This is a guest blog post by Sukanya Barman. She was an 11th-grade student at White Station High School in Memphis when she became a winner of the 2017–18 Letters About Literature contest, a reading and writing competition for students in grades four through 12 that involves reading a work and writing to its author (living or dead). Entries for the 2018–19 contest are now being accepted. Here Barman writes about her experience as a participant.
I never expected much to come from the letter.
It was an assignment over winter break in my junior-year English class. My teacher handed out the formatting guidelines and told us that we wouldn’t be graded on content; instead, we would just be getting a completion grade for submitting an entry for the competition.
I wasn’t too concerned about it; my family and I were going on a long vacation, where we drove across the country from Tennessee to Arizona, exploring the incredible national parks in the West together. I was much too busy exploring these incredible sights to even attempt to write this letter, but there was still something intrinsically reflective about standing on the edge of the Grand Canyon and staring into the marvels that nature had wrought. I felt small, eclipsed by the beauty and wonder of the world around me.
It was on the drive home that I began to seriously consider what book has changed me the most, out of the countless I’ve read along the way. There was a little bit of casual competition involved as well — my sister had placed second in Tennessee in this same writing contest five years ago.
It was there, in the back of our 2013 Honda Civic, surrounded by my family and on my way home, that I truly started to think about my letter. Book after book flew through my mind — “Harry Potter” shaped my childhood, Brandon Sanderson fueled my love of fantasy and pushed it to greater heights, “Outliers” helped me understand the world. But in the end, instead of choosing a book that shaped me, I chose a book that I grew into.

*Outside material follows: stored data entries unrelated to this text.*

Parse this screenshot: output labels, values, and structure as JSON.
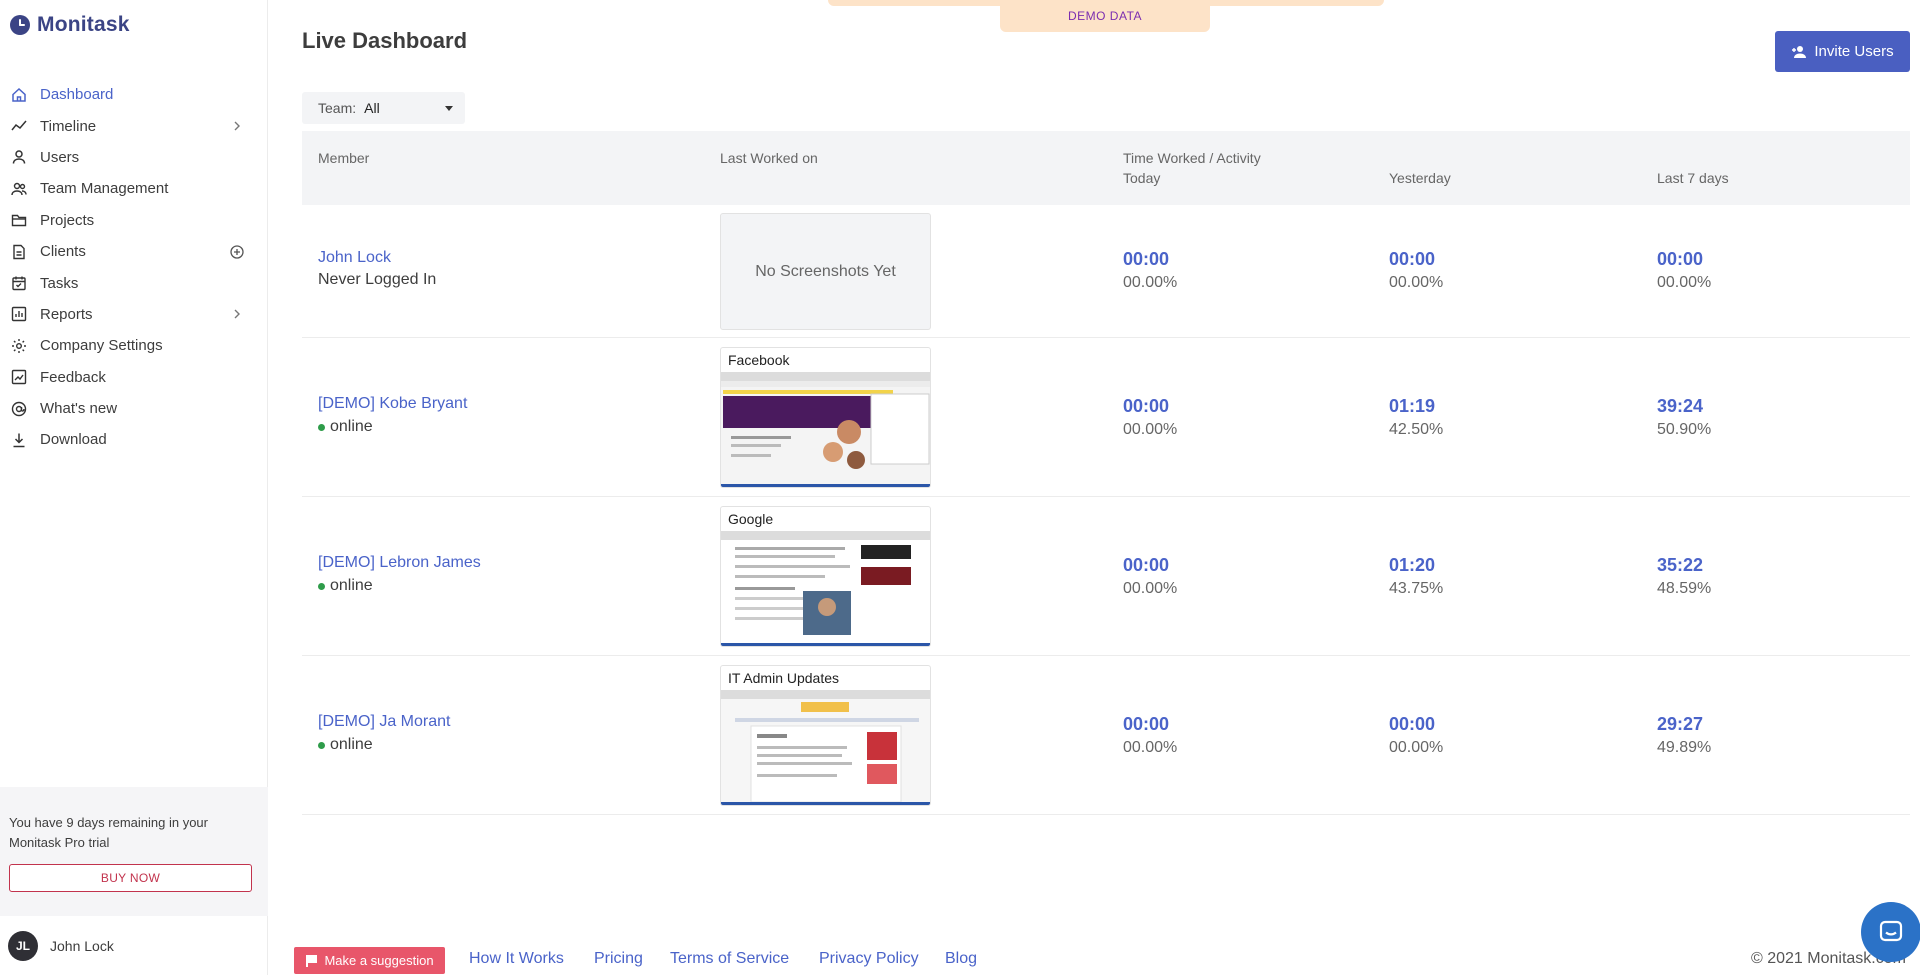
{
  "app": {
    "name": "Monitask"
  },
  "sidebar": {
    "items": [
      {
        "label": "Dashboard",
        "icon": "home-icon",
        "active": true
      },
      {
        "label": "Timeline",
        "icon": "chart-line-icon",
        "expandable": true
      },
      {
        "label": "Users",
        "icon": "user-icon"
      },
      {
        "label": "Team Management",
        "icon": "users-icon"
      },
      {
        "label": "Projects",
        "icon": "folder-icon"
      },
      {
        "label": "Clients",
        "icon": "document-icon",
        "add": true
      },
      {
        "label": "Tasks",
        "icon": "calendar-icon"
      },
      {
        "label": "Reports",
        "icon": "bar-chart-icon",
        "expandable": true
      },
      {
        "label": "Company Settings",
        "icon": "gear-icon"
      },
      {
        "label": "Feedback",
        "icon": "feedback-icon"
      },
      {
        "label": "What's new",
        "icon": "at-icon"
      },
      {
        "label": "Download",
        "icon": "download-icon"
      }
    ],
    "trial_text": "You have 9 days remaining in your Monitask Pro trial",
    "buy_label": "BUY NOW",
    "user": {
      "initials": "JL",
      "name": "John Lock"
    }
  },
  "banner": {
    "label": "DEMO DATA"
  },
  "page": {
    "title": "Live Dashboard",
    "invite_label": "Invite Users",
    "team_filter": {
      "label": "Team:",
      "value": "All"
    }
  },
  "table": {
    "headers": {
      "member": "Member",
      "last_worked": "Last Worked on",
      "time_worked_top": "Time Worked / Activity",
      "today": "Today",
      "yesterday": "Yesterday",
      "last7": "Last 7 days"
    },
    "rows": [
      {
        "name": "John Lock",
        "status": "Never Logged In",
        "online": false,
        "screenshot_title": "",
        "empty_label": "No Screenshots Yet",
        "today_time": "00:00",
        "today_pct": "00.00%",
        "yesterday_time": "00:00",
        "yesterday_pct": "00.00%",
        "last7_time": "00:00",
        "last7_pct": "00.00%"
      },
      {
        "name": "[DEMO] Kobe Bryant",
        "status": "online",
        "online": true,
        "screenshot_title": "Facebook",
        "today_time": "00:00",
        "today_pct": "00.00%",
        "yesterday_time": "01:19",
        "yesterday_pct": "42.50%",
        "last7_time": "39:24",
        "last7_pct": "50.90%"
      },
      {
        "name": "[DEMO] Lebron James",
        "status": "online",
        "online": true,
        "screenshot_title": "Google",
        "today_time": "00:00",
        "today_pct": "00.00%",
        "yesterday_time": "01:20",
        "yesterday_pct": "43.75%",
        "last7_time": "35:22",
        "last7_pct": "48.59%"
      },
      {
        "name": "[DEMO] Ja Morant",
        "status": "online",
        "online": true,
        "screenshot_title": "IT Admin Updates",
        "today_time": "00:00",
        "today_pct": "00.00%",
        "yesterday_time": "00:00",
        "yesterday_pct": "00.00%",
        "last7_time": "29:27",
        "last7_pct": "49.89%"
      }
    ]
  },
  "footer": {
    "suggest_label": "Make a suggestion",
    "links": [
      "How It Works",
      "Pricing",
      "Terms of Service",
      "Privacy Policy",
      "Blog"
    ],
    "copyright": "© 2021 Monitask.com"
  },
  "colors": {
    "accent": "#4a63c9",
    "brand": "#3b4485",
    "buy": "#c2334d",
    "suggest": "#e8566a",
    "online": "#2e9c4a"
  }
}
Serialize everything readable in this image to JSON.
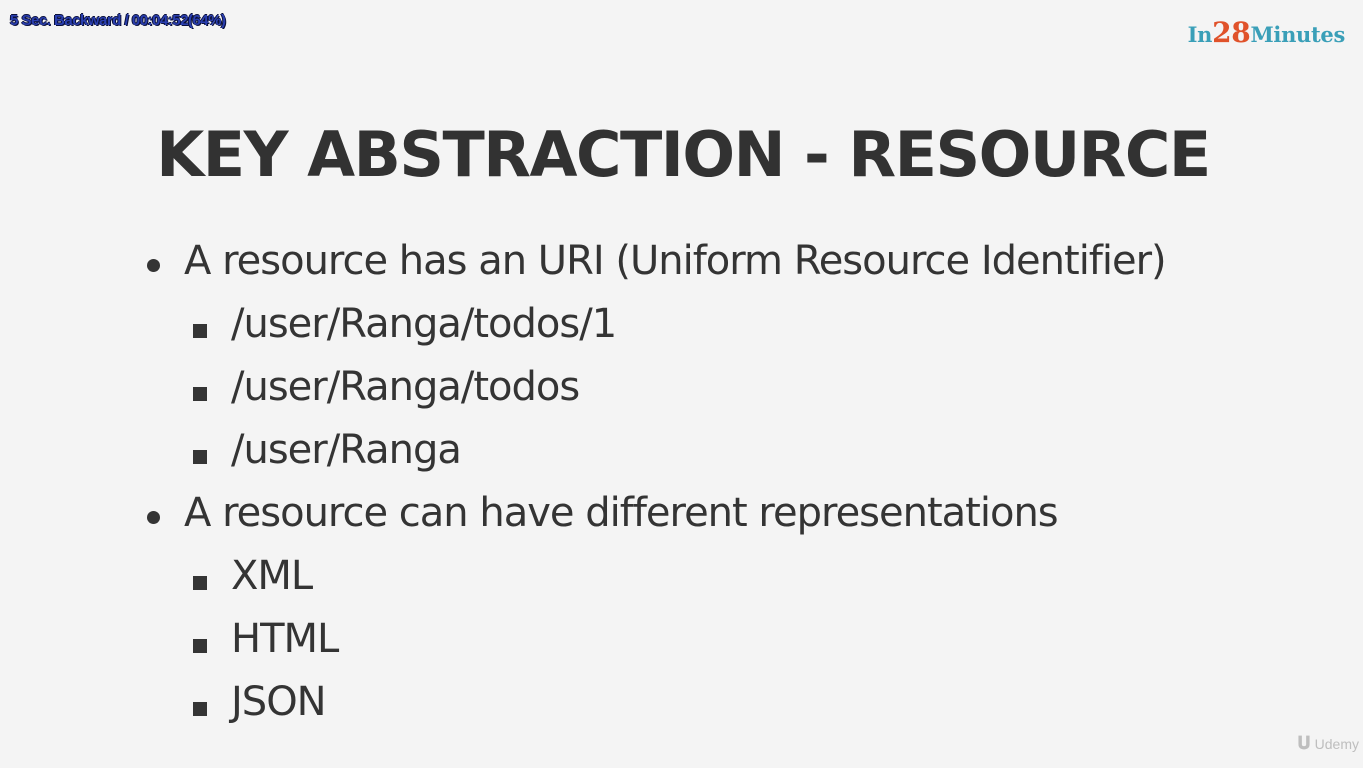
{
  "player": {
    "status_text": "5 Sec. Backward / 00:04:52(64%)"
  },
  "brand": {
    "logo_part1": "In",
    "logo_part2": "28",
    "logo_part3": "Minutes"
  },
  "slide": {
    "title": "KEY ABSTRACTION - RESOURCE",
    "bullets": [
      {
        "text": "A resource has an URI (Uniform Resource Identifier)",
        "sub_items": [
          "/user/Ranga/todos/1",
          "/user/Ranga/todos",
          "/user/Ranga"
        ]
      },
      {
        "text": "A resource can have different representations",
        "sub_items": [
          "XML",
          "HTML",
          "JSON"
        ]
      }
    ]
  },
  "watermark": {
    "icon": "udemy-logo-icon",
    "text": "Udemy"
  },
  "colors": {
    "background": "#f4f4f4",
    "text": "#343434",
    "logo_teal": "#3a9fb8",
    "logo_orange": "#e0522a",
    "player_status": "#2a3fb0"
  }
}
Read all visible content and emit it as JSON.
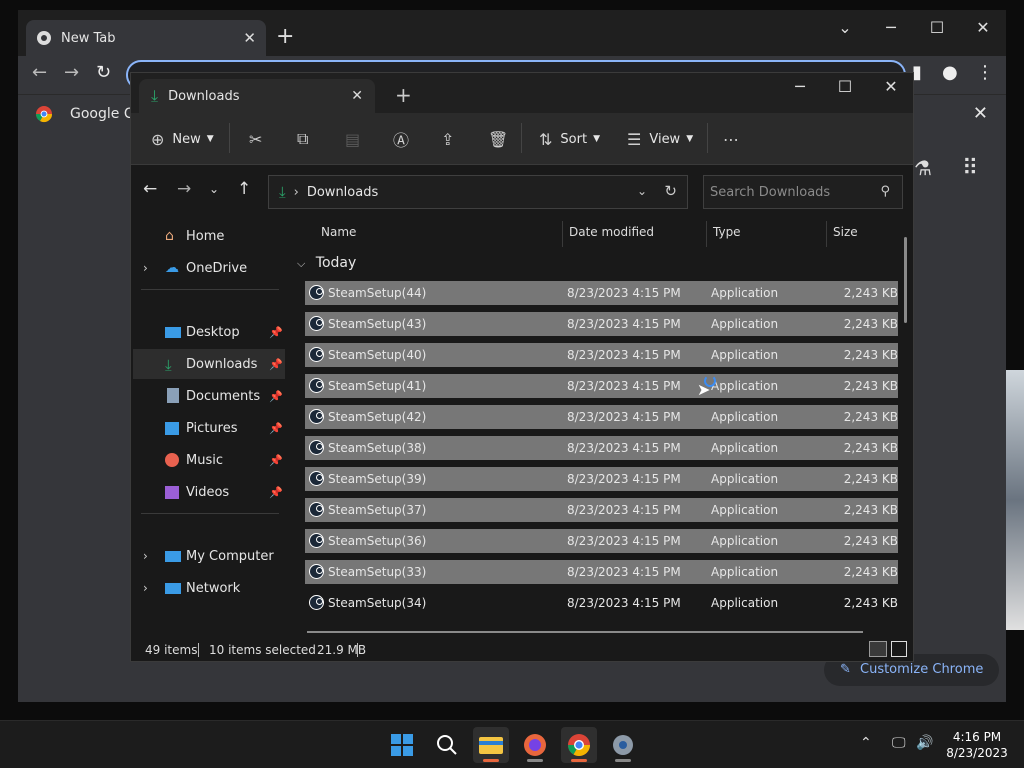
{
  "chrome": {
    "tab_title": "New Tab",
    "bookmark_label": "Google Ch",
    "customize_label": "Customize Chrome"
  },
  "explorer": {
    "tab_title": "Downloads",
    "toolbar": {
      "new_label": "New",
      "sort_label": "Sort",
      "view_label": "View"
    },
    "breadcrumb": [
      "Downloads"
    ],
    "search_placeholder": "Search Downloads",
    "nav": {
      "home": "Home",
      "onedrive": "OneDrive",
      "desktop": "Desktop",
      "downloads": "Downloads",
      "documents": "Documents",
      "pictures": "Pictures",
      "music": "Music",
      "videos": "Videos",
      "my_computer": "My Computer",
      "network": "Network"
    },
    "columns": {
      "name": "Name",
      "date": "Date modified",
      "type": "Type",
      "size": "Size"
    },
    "group_label": "Today",
    "files": [
      {
        "name": "SteamSetup(44)",
        "date": "8/23/2023 4:15 PM",
        "type": "Application",
        "size": "2,243 KB",
        "selected": true
      },
      {
        "name": "SteamSetup(43)",
        "date": "8/23/2023 4:15 PM",
        "type": "Application",
        "size": "2,243 KB",
        "selected": true
      },
      {
        "name": "SteamSetup(40)",
        "date": "8/23/2023 4:15 PM",
        "type": "Application",
        "size": "2,243 KB",
        "selected": true
      },
      {
        "name": "SteamSetup(41)",
        "date": "8/23/2023 4:15 PM",
        "type": "Application",
        "size": "2,243 KB",
        "selected": true
      },
      {
        "name": "SteamSetup(42)",
        "date": "8/23/2023 4:15 PM",
        "type": "Application",
        "size": "2,243 KB",
        "selected": true
      },
      {
        "name": "SteamSetup(38)",
        "date": "8/23/2023 4:15 PM",
        "type": "Application",
        "size": "2,243 KB",
        "selected": true
      },
      {
        "name": "SteamSetup(39)",
        "date": "8/23/2023 4:15 PM",
        "type": "Application",
        "size": "2,243 KB",
        "selected": true
      },
      {
        "name": "SteamSetup(37)",
        "date": "8/23/2023 4:15 PM",
        "type": "Application",
        "size": "2,243 KB",
        "selected": true
      },
      {
        "name": "SteamSetup(36)",
        "date": "8/23/2023 4:15 PM",
        "type": "Application",
        "size": "2,243 KB",
        "selected": true
      },
      {
        "name": "SteamSetup(33)",
        "date": "8/23/2023 4:15 PM",
        "type": "Application",
        "size": "2,243 KB",
        "selected": true
      },
      {
        "name": "SteamSetup(34)",
        "date": "8/23/2023 4:15 PM",
        "type": "Application",
        "size": "2,243 KB",
        "selected": false
      }
    ],
    "status": {
      "items": "49 items",
      "selected": "10 items selected",
      "size": "21.9 MB"
    }
  },
  "taskbar": {
    "time": "4:16 PM",
    "date": "8/23/2023"
  },
  "colors": {
    "chrome_accent": "#8ab4f8",
    "downloads_green": "#2ba36a",
    "selection_gray": "#777777",
    "active_app_indicator": "#e8663d"
  }
}
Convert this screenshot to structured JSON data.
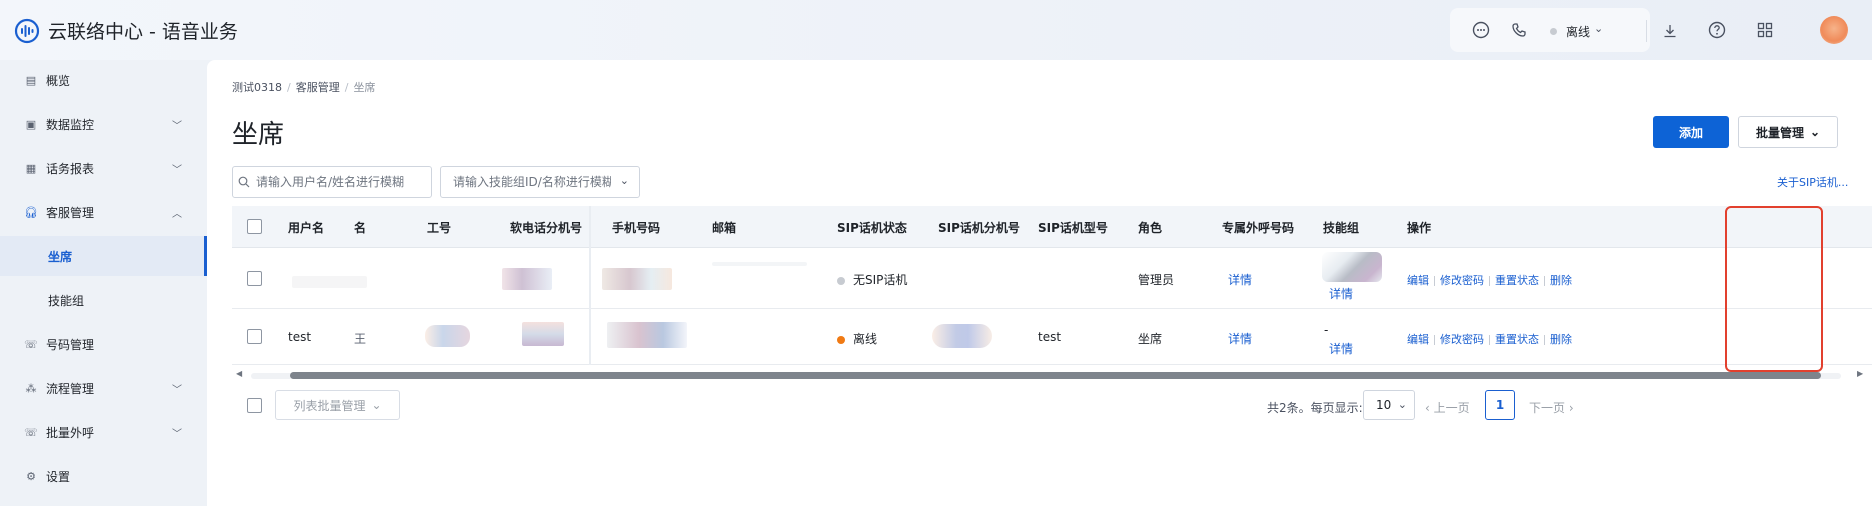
{
  "app": {
    "title": "云联络中心 - 语音业务"
  },
  "header": {
    "icons": [
      "chat-icon",
      "phone-icon",
      "download-icon",
      "help-icon",
      "grid-icon"
    ],
    "agent_status": "离线"
  },
  "sidebar": {
    "items": [
      {
        "label": "概览",
        "icon": "overview-icon"
      },
      {
        "label": "数据监控",
        "icon": "monitor-icon",
        "expandable": true
      },
      {
        "label": "话务报表",
        "icon": "report-icon",
        "expandable": true
      },
      {
        "label": "客服管理",
        "icon": "headset-icon",
        "expanded": true
      },
      {
        "label": "坐席",
        "sub": true,
        "active": true
      },
      {
        "label": "技能组",
        "sub": true
      },
      {
        "label": "号码管理",
        "icon": "phone-icon"
      },
      {
        "label": "流程管理",
        "icon": "flow-icon",
        "expandable": true
      },
      {
        "label": "批量外呼",
        "icon": "batch-call-icon",
        "expandable": true
      },
      {
        "label": "设置",
        "icon": "settings-icon"
      }
    ]
  },
  "breadcrumb": [
    "测试0318",
    "客服管理",
    "坐席"
  ],
  "page": {
    "title": "坐席"
  },
  "toolbar": {
    "add_label": "添加",
    "batch_label": "批量管理"
  },
  "search": {
    "user_placeholder": "请输入用户名/姓名进行模糊",
    "skill_placeholder": "请输入技能组ID/名称进行模糊",
    "sip_link": "关于SIP话机..."
  },
  "table": {
    "columns": [
      "用户名",
      "名",
      "工号",
      "软电话分机号",
      "手机号码",
      "邮箱",
      "SIP话机状态",
      "SIP话机分机号",
      "SIP话机型号",
      "角色",
      "专属外呼号码",
      "技能组",
      "操作"
    ],
    "rows": [
      {
        "username": "",
        "name": "",
        "sip_status": "无SIP话机",
        "sip_status_color": "#c7cbd1",
        "sip_model": "",
        "role": "管理员",
        "dedicated_number": "详情",
        "skill_group_value": "",
        "skill_group_link": "详情",
        "actions": [
          "编辑",
          "修改密码",
          "重置状态",
          "删除"
        ]
      },
      {
        "username": "test",
        "name": "王",
        "sip_status": "离线",
        "sip_status_color": "#f07a14",
        "sip_model": "test",
        "role": "坐席",
        "dedicated_number": "详情",
        "skill_group_value": "-",
        "skill_group_link": "详情",
        "actions": [
          "编辑",
          "修改密码",
          "重置状态",
          "删除"
        ]
      }
    ]
  },
  "footer": {
    "bulk_placeholder": "列表批量管理",
    "total_text": "共2条。每页显示:",
    "page_size": "10",
    "prev_label": "上一页",
    "current_page": "1",
    "next_label": "下一页"
  },
  "colors": {
    "primary": "#0d63d6",
    "highlight_box": "#e2402e"
  }
}
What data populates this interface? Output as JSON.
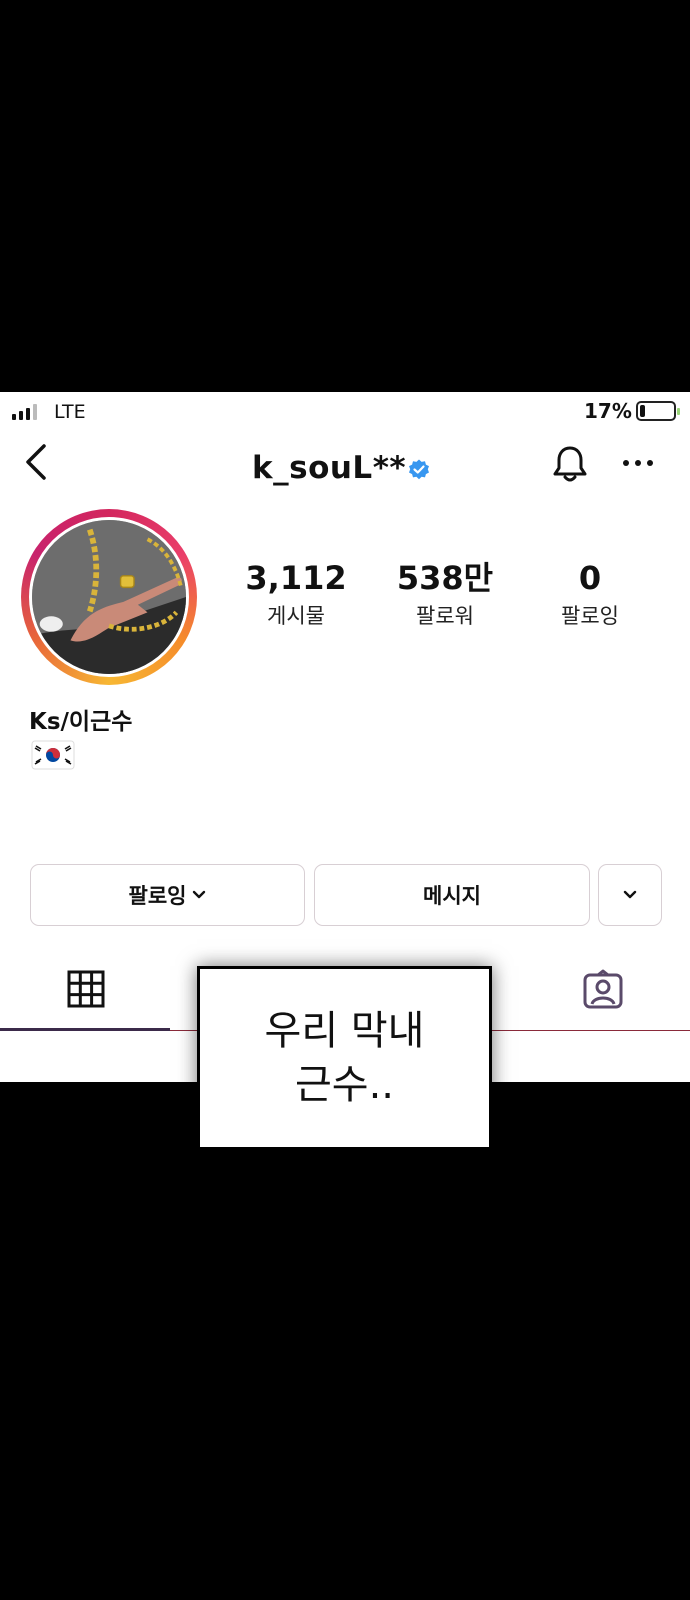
{
  "status_bar": {
    "carrier": "LTE",
    "battery_percent": "17%",
    "battery_level": 0.17
  },
  "header": {
    "username": "k_souL**",
    "verified_icon": "verified-badge-icon",
    "notification_icon": "bell-icon",
    "more_icon": "more-horizontal-icon",
    "back_icon": "chevron-left-icon"
  },
  "profile": {
    "stats": [
      {
        "value": "3,112",
        "label": "게시물"
      },
      {
        "value": "538만",
        "label": "팔로워"
      },
      {
        "value": "0",
        "label": "팔로잉"
      }
    ],
    "full_name": "Ks/이근수",
    "bio_icon": "korea-flag-icon"
  },
  "actions": {
    "follow_label": "팔로잉",
    "message_label": "메시지",
    "dropdown_icon": "chevron-down-icon"
  },
  "tabs": {
    "grid_icon": "grid-icon",
    "tagged_icon": "tagged-person-icon"
  },
  "caption": {
    "line1": "우리 막내",
    "line2": "근수.."
  },
  "colors": {
    "verified": "#3897f0",
    "ring_start": "#d3265e",
    "ring_end": "#f7b733"
  }
}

I remembered “Catalyst” by Laurie Halse Anderson, a novel I had re-read a few months ago. I had initially stumbled upon it in middle school, after I finished “Speak” by the same author. I rested my head against the window and watched the scenery flashing by before my eyes as I thought about how much I had changed in between those two readings. I thought about how much more impactful the book became just a few years later and about how just a few years can make such a difference in my outlook.
This was how I chose the book; the truly difficult part came afterward — the writing. We had returned to our home only a few days before the new semester began, and thus only a few days before the due date for the letter. I couldn’t focus on writing, and every sentence that was forced onto the Word document was worse than the last. At that point, as most teens would do, I took a break to watch some Netflix. In the earliest hours of the morning, I surfaced from my late-night marathon and decided that I needed to at least draft this letter. And so, I did.
Writing this letter so late at night meant that my internal filters had come down, making the letter significantly more genuine. I had been struggling to find the words earlier, but now they came spilling out in a cathartic release, as if they’d been there all along just waiting for me to discover them. These were my deepest fears, my deepest insecurities, my deepest vulnerabilities. I had finally found the words to describe exactly why I had managed to relate to Kate Malone so fundamentally, and they came pouring out (along with quite a few tears in the process).
The next day, or I suppose later that same day, I read it over, slightly mortified by the emotional vulnerabilities I had expressed. I did delete some of the most embarrassing sentences, and I spent some time cleaning up and editing the mess that had exploded onto the document. I assumed that not many people would end up reading this, which made me more comfortable submitting the letter. Eventually, I decided it was good enough and called it a day. The next day, I printed it out and gave it to my English teacher. I got my completion grade, which was the end of it as far as I was concerned.
One day, a few months later, I walked into AP Language and Composition to see my name on the board as the first-place winner in my state. Absolutely shocked, I went back to read the letter I had submitted, and I seriously wondered whether my letter had been mixed up with someone else’s because, to me, the writing seemed terrible — select sentences were cliché, my word choice was lacking in some spots and some parts just sounded bad. My teacher asked me to send her a copy, and when she expressed how much she enjoyed it, I became even more confused. In the end, I accepted the prize gratefully and decided that maybe others could see something in the letter that I could not.
Then, when I got the call that I had been chosen as a National Honor recipient, I became even more flabbergasted. I ran around my house in a frenzy, in absolute disbelief and delight. When I read my letter yet again, it looked like a pile of trash; there are so many edits I would love to make, which makes it even more frustrating to see it published online.
There are multiple ways that I would take this. Maybe I should have written it earlier, so that I could edit it more thoroughly. At the same time, however, when pieces of writing become too edited, sometimes they can lose that spark that made them heartfelt or interesting in the first place. In all honesty, I have never been truly and fully satisfied with a piece of writing in my life. For me, the real trick is about finding when to stop — that sweet spot where the writing is clear and in your style and also has life. For anybody who is planning on entering this contest, my main suggestion would be to hone in on the emotions and try to let the writing flow naturally from there.
Because I never expected much from this letter, the things that it has given me have become more precious. Beyond the prize money or the bragging rights for one-upping my sister, it’s given me a more thorough understanding of the role of emotion in writing and the opportunity to share my personal thoughts and reflections with far more people than I ever would have thought.